Wacana tentang penetapan
jabatan Gubernur DIY kembali mengemuka. Sebab tidak lama lagi surat keputusan
terkait penetapan gubernur dan wakil gubernur akan segera berakhir Oktober
mendatang. Perdebatan lama memang masih seputar apakah posisi gubernur DIY
ditetapkan atau dipilih secara langsung seperti sebagian besar daerah di
Indonesia melalui Pemilukada.
Ketika sejumlah elit politik
mempertanyakan keistimewaan DIY justru menjadikan buku ini sangat relevan untuk
dijadikan referensi membaca sejarah perjalanan bangsa Indonesia sekaligus
bagaimana Yogyakarta menjadi penopang kemerdekaan, khususnya pada masa revolusi
kemerdekaan 1945-1949. Andai Sultan Hamengkubuwono IX pada masa itu tidak
menyediakan Yogya sebagai tempat mengungsi pemimpin republik sekaligus ibu kota
sementara maka kita tidak akan pernah tahu seperti apa bangsa Indonesia dapat
mempertahankan kemerdekaannya.
Dan, jauh sebelum itu Sultan
Yogya juga telah menujukkan komitmen kebangsaannya dengan menyambut proklamasi
kemerdekaan oleh dwi tunggal tanpa merasa kehilangan sedikitpun wibawa dan
prestis sebagai raja di saat para raja di sebagian daerah masih mengangunggkan
posisi itu dan berharap bisa melestarikannya.
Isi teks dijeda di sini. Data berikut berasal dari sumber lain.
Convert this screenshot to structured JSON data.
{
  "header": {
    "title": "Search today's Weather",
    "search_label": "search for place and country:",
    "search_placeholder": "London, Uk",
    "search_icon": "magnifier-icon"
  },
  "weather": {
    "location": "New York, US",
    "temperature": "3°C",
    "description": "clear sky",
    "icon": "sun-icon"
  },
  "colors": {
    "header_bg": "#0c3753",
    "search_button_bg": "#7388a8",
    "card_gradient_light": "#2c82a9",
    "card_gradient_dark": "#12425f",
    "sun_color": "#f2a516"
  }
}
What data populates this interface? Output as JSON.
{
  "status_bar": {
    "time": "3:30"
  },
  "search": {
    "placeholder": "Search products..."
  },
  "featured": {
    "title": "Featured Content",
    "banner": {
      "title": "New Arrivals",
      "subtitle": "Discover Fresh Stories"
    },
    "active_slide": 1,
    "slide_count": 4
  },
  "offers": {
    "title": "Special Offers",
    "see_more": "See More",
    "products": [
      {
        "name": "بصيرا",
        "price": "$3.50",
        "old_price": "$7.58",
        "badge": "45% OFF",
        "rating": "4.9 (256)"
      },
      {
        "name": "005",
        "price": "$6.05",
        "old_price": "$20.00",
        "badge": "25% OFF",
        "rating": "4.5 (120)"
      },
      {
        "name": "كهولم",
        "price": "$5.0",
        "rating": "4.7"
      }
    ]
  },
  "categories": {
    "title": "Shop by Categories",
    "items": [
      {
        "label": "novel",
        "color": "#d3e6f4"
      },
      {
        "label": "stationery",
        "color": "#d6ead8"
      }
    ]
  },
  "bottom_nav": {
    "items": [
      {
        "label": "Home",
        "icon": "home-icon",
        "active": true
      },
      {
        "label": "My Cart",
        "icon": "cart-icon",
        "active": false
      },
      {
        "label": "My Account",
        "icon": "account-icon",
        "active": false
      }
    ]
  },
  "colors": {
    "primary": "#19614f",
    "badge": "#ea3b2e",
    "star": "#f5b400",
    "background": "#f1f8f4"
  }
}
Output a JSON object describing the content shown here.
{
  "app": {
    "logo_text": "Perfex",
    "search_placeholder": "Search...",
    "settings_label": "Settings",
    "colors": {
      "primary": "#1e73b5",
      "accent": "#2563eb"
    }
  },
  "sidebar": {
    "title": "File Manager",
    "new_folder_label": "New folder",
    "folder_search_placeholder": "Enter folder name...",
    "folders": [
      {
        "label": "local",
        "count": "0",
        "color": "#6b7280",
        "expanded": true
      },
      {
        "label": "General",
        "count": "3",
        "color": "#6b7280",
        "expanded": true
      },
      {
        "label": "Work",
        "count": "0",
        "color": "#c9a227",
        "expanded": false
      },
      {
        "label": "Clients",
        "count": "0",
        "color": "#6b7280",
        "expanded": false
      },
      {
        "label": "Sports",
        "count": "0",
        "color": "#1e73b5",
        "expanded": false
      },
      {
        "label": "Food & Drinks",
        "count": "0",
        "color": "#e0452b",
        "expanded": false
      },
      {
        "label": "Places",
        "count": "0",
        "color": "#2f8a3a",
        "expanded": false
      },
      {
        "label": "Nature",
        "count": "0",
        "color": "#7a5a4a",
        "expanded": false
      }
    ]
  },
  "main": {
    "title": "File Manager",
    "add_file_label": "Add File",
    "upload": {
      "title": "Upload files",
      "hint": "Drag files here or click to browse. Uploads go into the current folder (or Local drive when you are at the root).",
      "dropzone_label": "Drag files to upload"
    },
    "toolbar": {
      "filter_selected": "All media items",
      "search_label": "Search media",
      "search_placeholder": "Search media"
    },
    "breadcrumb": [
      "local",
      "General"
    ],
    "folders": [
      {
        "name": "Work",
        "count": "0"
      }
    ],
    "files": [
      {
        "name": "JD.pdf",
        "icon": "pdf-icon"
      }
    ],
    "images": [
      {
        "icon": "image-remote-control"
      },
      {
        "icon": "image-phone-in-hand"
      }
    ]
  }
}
Buku ini merupakan cuplikan
kisah seorang sultan Hamengkubuwono IX yang pada masa itu selain sebagai raja,
ia juga merangkap menjadi pejuang kemerdekaan bersama rakyat turun ke medan
juang untuk mempertahankan kemerdekaan Indonesia. Sultan memilih hidup
menderita bersama bangsa Indonesia ketimbang memilih tawaran menggiurkan dari
Belanda dengan iming-iming menjadikan Sultan sebagai raja di daratan pulau
jawa.
Ia dikenal ramah dengan
rakyatnya tetapi tidak kenal kompromi jika berhadapan dengan Belanda. Para
pendahulunya di kesultanan boleh saja dikelabui oleh Belanda karena illiterate tidak paham karakter Belanda,
tetapi hal itu tidak berlaku baginya, terlihat ketika ia mengkritisi kontrak
yang diajukan Gubernur belanda perihal penetapan dirinya sebagai Sultan
disertai permintaan sejumlah kompensasi dari Sultan. Sultan menolak dan
bernegosiasi hingga berbulan-bulan, sehingga membuat Gubernur Belanda hampir
prustasi.
Bukan tanpa sebab Sultan
berlaku seperti itu mengingat sejak menjadi mahasiswa ia telah banyak belajar
untuk menjadi kritis terhadap Belanda sekalipun, dalam sebuah kesempatan ia
misalnya mengatakan: “Saya merasa dapat menyelami karakter orang Belanda
melalui pendidikan dan pergaulan dengan Belanda. Ini akan sangat membantu bagi
siapapun yang dalam pekerjaannya akan selalu berhubungan dengan Belanda”
(Halaman 21).
Bagi-bagi Duit
Dalam buku ini banyak
dikisahkan fragmen-fragmen sejarah yang melibatkan Sultan sebagai salah satu
pejuang kemerdekaan, berdedikasi untuk kepentingan kraton, rakyat dan republik
Indonesia. Pada masa revolusi, seperti dikisahkan Ny Hatta, para pemipin
republik hijrah ke Yogya dengan tanpa membawa bekal yang cukup, secara
diam-diam tanpa sepengetahuan Belanda Sultan lewat orang kepercayaannya
membagi-bagikan uang kepada para pemimpin dan pejuang Indonesia, Ny Hatta mengaku
kaget ketika tiba-tiba seseorang datang ke rumahnya memberikan sejumlah uang
gulden, uang tersebut sangat dibutuhkan untuk menopang hidup. Momen itu begitu
berkesan bagi istri Bung Hatta ini dan menyimpan sisa uang pemberian itu hingga
Indonesia merdeka sebagai kenangan tak ternilai dari Pak Sultan (Halaman 235).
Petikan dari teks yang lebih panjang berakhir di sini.